A new teak table has been set up for cooking classes, and the activities menu, as well as the restaurant’s menu, is being overhauled.
But these are mere tweaks compared with phase two: A spa and wellness center, the property’s first, will open next year, if all goes according to plan.
After that, five two-bedroom residences will be built and sold on adjacent land but will also be part of the room inventory when the owners are away.
This before-and-after seems representative of the evolution from Aman 1.0 to 2.0. I asked Ludick what, beyond physical features, stays the same yet continues to differentiate Aman? After all, great service is table stakes for a luxury resort, high-end wellness programs are proliferating, and “authentic” activities are claimed by all.
He thought for a moment.
“Speaking first for Amankila, we’re not very hotel-like,” he said. “You won’t see signage. All the staff knows all the guests’ names, and it takes excellent internal communications to achieve that.”
‘We’re not very hotel-like. You won’t see signage. All the staff knows all the guests’ names.’
He continued: “Amans are typically small — under 40 rooms — so we can focus on a sense of intimacy and attention to detail. Aman means ‘peace,’ and, for instance, you’ll never see staff running. Our ethos of hospitality is not just Asian but open and big-hearted. It’s not as easy as you may think to copy this. There are lots of subtle elements, which, if well executed, come together to create a feeling that is Aman.”
He confirmed the brand’s focus on wellness going forward. (“We’ve spent millions on it.”) Some elements, such as its new line of Aman Skincare products, go companywide, but he also said wellness programs will be tailored to specific properties.
“Amandari may focus on the spiritual and mental,” he said. “Here, we may look at physical well-being and the outdoors. Not silent retreats, but guests working in consultation with experts in conditioning and nutrition.”
The focus on wellness is not strategic, he said, but “more an evolution, a case of staying relevant. The properties are timeless. I wouldn’t call all these changes ‘improvements.’ I like the word ‘enhancements.’ Aman’s beauty is never about being trendy but about being timeless.”
Wellness goes experiential
In 2016, at Phuket’s Amanpuri, the company launched the concept of Wellness Immersions, minimum three-day, individualized programs tailored to guests. After the opening of the Holistic Wellness Center, the brand added Intensive Wellness Immersions, with a minimum commitment of five days.
Perhaps as it ages and expands its global footprint, Aman is seeking a binding attribute that would enable individual properties to continue to focus on their cultural attachments yet share a grand theme.
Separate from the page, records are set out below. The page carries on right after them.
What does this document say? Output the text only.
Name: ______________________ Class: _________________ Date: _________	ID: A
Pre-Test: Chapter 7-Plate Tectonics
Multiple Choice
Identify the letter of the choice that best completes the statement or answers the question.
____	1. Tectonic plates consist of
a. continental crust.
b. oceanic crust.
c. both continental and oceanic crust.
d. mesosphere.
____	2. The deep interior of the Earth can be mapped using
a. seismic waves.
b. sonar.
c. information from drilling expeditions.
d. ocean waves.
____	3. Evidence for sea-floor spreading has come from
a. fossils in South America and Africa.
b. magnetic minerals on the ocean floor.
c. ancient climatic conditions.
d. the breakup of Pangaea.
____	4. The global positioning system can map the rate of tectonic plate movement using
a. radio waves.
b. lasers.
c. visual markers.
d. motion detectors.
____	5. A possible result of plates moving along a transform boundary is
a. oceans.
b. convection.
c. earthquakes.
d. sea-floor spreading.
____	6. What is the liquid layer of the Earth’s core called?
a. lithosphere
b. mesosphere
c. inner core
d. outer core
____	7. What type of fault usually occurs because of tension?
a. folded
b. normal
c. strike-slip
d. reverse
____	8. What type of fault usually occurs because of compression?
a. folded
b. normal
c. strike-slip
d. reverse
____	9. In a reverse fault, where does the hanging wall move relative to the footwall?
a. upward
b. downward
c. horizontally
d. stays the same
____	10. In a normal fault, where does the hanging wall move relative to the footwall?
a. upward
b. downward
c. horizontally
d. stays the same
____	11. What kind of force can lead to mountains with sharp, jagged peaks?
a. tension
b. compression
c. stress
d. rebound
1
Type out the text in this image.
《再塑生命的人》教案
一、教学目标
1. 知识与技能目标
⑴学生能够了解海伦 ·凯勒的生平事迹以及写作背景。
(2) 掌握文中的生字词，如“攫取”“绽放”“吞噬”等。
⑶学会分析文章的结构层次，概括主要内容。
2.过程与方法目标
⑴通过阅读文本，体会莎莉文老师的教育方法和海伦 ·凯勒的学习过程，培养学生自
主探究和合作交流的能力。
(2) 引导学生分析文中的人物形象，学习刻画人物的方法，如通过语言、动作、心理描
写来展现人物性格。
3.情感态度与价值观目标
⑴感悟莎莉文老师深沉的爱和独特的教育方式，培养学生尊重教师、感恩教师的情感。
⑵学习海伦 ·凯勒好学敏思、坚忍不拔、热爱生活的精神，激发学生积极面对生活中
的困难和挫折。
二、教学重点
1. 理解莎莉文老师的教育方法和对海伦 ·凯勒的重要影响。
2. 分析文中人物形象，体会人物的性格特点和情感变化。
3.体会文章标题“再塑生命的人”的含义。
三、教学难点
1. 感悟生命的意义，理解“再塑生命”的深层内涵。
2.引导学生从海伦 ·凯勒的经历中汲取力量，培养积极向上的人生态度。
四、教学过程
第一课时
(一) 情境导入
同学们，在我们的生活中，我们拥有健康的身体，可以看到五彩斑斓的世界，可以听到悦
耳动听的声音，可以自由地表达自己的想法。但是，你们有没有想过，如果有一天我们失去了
The trend toward wellness appears to have legs and is surprisingly elastic.
Last month the brand launched “Journey to Peace,” a retreat concept designed around a specific program but which will move through four of the company’s Indochina properties. A Tibetan monk will guide guests on an “emotional journey” toward achieving an enlightened state.
Participants can choose a six-night retreat at one resort, combine two or more resorts or enlist for the full 24-night program, moving from the Amanoi in southern Vietnam (Oct. 22 to 28) to the Amanpuri in Phuket (Nov. 2 to 8) to the Amansara in Siem Reap, near Angkor Wat (Nov. 12 to 18) and finishing at Amantaka in Luang Prabang, Laos (Nov. 22 to 28).
There is one other new direction the brand is exploring: urban settings. Among the three announced openings are the Aman New York and the Aman Kyoto. These resorts’ names, simply “Aman” and the location city, reflect another small but interesting aspect of the flag’s evolution. Perhaps Amangotham would simply have been a bridge too far on the brand’s journey forward.